Je tiens ici au terme de Voyage car c’est à une traversée mentale que nous convient ces pages. Un voyage comme une longue secousse. Au long de la mort ? On croise la mort le long des routes, entre les arbres, de tranchée à village, de nuit à nuit de rescapé. Mort, à crédit en outre. C’est que ce voyage se paye. Payer de sa peur avant de crever. La sueur de terreur avant le sang, et le tout qui se mélange dans la fange. Car la mort ne vient pas tout de suite : elle hante. Elle danse un ballet sinistre, invisible et fantomatique, et vous rend blafard et fou avant de vous décharner.

Dans quelle respiration, quelle ambiance s’inscrit ce spectacle ?

Avec Céline, c’est le désespoir. Cru. Un tableau noir vivant. Mais avec une musique : une langue populaire et gouailleuse, très proche du parlé vivant. Et aussi une petite lumière : l’incandescence du désespoir.
Entre Mort à crédit et Voyage au bout de la nuit, tout y passe, à la moulinette : famille, travail, santé, sexe, patrie. Et aussi tous les vices des hommes, les petitesses et les démences, les vacheries qui pleuvent dru. Mais sous la douche de l’humour froid. D’ailleurs, ça rafraîchit l’esprit. Et puis ça vous descend dans le corps, le long de l’échine ou en plein ventre.

Que voulez-vous montrer de Céline ?

Mon souci, mais aussi mon plaisir : faire jouer cette musique d’émotion qui gîte et bat le long des phrases. Donner à deviner Céline, qui gît là-dedans avec sa rage, une sorte de hargne jubilatoire. Et donner à penser la vie : sucée dans l’os par la vieillesse ; frôlée par les ailes de la mort, avec cette sidération devant l’hécatombe 14-18.

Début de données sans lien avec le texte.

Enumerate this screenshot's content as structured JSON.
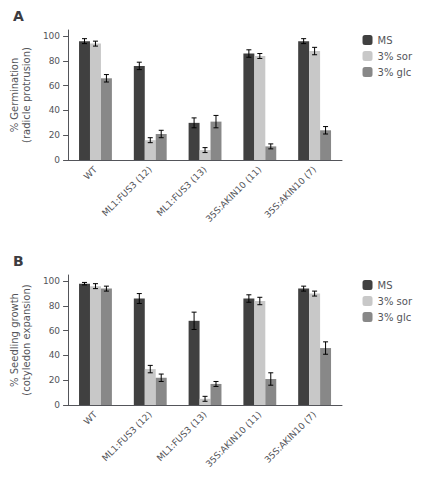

La littérature, souvent ça ronflonne, ça gargouille du beau, ça fait dans le précieux : ça fignole à côté de la vie. Céline, c’est brut : c’est le cri devant l’horreur du monde, l’inacceptable – l’inévitable – : la maladie, la guerre, la mort. Mais c’est aussi, parcimonieusement, la tendresse, la chance d’une caresse furtive. Et toujours c’est l’émotion.
Ça balance, entre révolte et amertume, entre rage et mélancolie, entre rouge viande et noir de tombe, en passant par le jaune vert du fiel. Le tout dans une langue populaire, qui s’offre à tous et attend une voix.
Montrer avec mon corps aussi ce que j’entends là dans les phrases. Redonner chair à ce qui m’est cher, et dans l’autre sens aussi : Redonner cher à l’écrivain-chair, dont la musique est tout enfouie.